Formatted question description: https://leetcode.ca/all/1898.html

# 1898. Maximum Number of Removable Characters

Medium

## Description

You are given two strings s and p where p is a subsequence of s. You are also given a distinct 0-indexed integer array removable containing a subset of indices of s (s is also 0-indexed).

You want to choose an integer k (0 <= k <= removable.length) such that, after removing k characters from s using the first k indices in removable, p is still a subsequence of s. More formally, you will mark the character at s[removable[i]] for each 0 <= i < k, then remove all marked characters and check if p is still a subsequence.

Return the maximum k you can choose such that p is still a subsequence of s after the removals.

A subsequence of a string is a new string generated from the original string with some characters (can be none) deleted without changing the relative order of the remaining characters.

Example 1:

Input: s = “abcacb”, p = “ab”, removable = [3,1,0]

Output: 2

Explanation: After removing the characters at indices 3 and 1, “abcacb” becomes “accb”.

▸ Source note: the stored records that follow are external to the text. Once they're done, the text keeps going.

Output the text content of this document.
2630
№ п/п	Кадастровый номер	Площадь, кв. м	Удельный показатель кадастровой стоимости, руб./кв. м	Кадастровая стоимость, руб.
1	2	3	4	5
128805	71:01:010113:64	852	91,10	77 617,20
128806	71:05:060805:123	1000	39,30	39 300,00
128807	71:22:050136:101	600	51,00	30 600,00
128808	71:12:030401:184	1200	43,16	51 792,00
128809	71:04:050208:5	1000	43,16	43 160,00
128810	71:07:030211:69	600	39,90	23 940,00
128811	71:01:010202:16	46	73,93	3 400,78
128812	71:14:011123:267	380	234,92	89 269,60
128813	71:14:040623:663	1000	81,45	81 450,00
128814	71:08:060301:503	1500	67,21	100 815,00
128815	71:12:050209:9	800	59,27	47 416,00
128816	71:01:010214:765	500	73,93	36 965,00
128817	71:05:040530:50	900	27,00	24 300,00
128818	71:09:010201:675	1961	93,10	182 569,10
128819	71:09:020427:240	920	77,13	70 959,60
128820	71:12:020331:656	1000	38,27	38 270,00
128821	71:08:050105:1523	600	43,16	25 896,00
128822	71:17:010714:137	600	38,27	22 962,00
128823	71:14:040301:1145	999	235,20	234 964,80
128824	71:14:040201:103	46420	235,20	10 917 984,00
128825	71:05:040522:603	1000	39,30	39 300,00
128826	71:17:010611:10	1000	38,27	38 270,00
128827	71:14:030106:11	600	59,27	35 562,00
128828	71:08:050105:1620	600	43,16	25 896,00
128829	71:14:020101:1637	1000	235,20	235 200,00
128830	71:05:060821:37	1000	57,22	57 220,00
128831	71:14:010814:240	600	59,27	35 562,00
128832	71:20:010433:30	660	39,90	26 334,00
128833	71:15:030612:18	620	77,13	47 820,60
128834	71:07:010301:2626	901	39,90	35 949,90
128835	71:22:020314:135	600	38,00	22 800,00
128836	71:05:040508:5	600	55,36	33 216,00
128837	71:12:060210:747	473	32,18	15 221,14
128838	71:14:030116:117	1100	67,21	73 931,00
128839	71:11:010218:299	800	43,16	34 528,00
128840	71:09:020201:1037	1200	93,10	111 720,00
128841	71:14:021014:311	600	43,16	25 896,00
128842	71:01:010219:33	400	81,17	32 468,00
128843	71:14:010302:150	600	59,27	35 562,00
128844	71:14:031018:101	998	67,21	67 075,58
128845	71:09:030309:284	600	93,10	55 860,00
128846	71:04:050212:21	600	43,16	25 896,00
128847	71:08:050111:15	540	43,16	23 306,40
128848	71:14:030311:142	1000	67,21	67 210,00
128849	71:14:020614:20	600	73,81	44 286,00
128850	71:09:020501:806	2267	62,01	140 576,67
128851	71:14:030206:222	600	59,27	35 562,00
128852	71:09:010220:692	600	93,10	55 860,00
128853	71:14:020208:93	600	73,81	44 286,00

“ab” is a subsequence of “accb”.

If we remove the characters at indices 3, 1, and 0, “abcacb” becomes “ccb”, and “ab” is no longer a subsequence.

Hence, the maximum k is 2.

Example 2:

Input: s = “abcbddddd”, p = “abcd”, removable = [3,2,1,4,5,6]

Output: 1

Explanation: After removing the character at index 3, “abcbddddd” becomes “abcddddd”.

“abcd” is a subsequence of “abcddddd”.

Example 3:

Input: s = “abcab”, p = “abc”, removable = [0,1,2,3,4]

Output: 0

Explanation: If you remove the first index in the array removable, “abc” is no longer a subsequence.

Constraints:

• 1 <= p.length <= s.length <= 10^5
• 0 <= removable.length < s.length
• 0 <= removable[i] < s.length
• p is a subsequence of s.
• s and p both consist of lowercase English letters.
• The elements in removable are distinct.

## Solution

Use binary search. Initially, low = 0 and high = removable.length. Each time, let mid be the mean of low and high and check whether p is still a subsequence of s after removing mid characters from s according to removable. The maximum possible k can be found in this way.

class Solution {
public int maximumRemovals(String s, String p, int[] removable) {
int low = 0, high = removable.length;
while (low < high) {
int mid = (high - low + 1) / 2 + low;
if (isPossible(s, p, removable, mid))
low = mid;
else
high = mid - 1;
}
return low;
}

public boolean isPossible(String s, String p, int[] removable, int k) {
int[] removes = new int[k];
for (int i = 0; i < k; i++)
removes[i] = removable[i];
Arrays.sort(removes);
StringBuffer sb = new StringBuffer(s);
for (int i = k - 1; i >= 0; i--)
sb.deleteCharAt(removes[i]);
return isSubsequence(p, sb.toString());
}

public boolean isSubsequence(String s, String t) {
if (s.length() == 0)
return true;
if (s.length() > t.length())
return false;
int sLength = s.length(), tLength = t.length();
int sIndex = 0, tIndex = 0;
while (sIndex < sLength && tIndex < tLength) {
char sChar = s.charAt(sIndex), tChar = t.charAt(tIndex);
if (sChar == tChar)
sIndex++;
tIndex++;
}
return sIndex == sLength;
}
}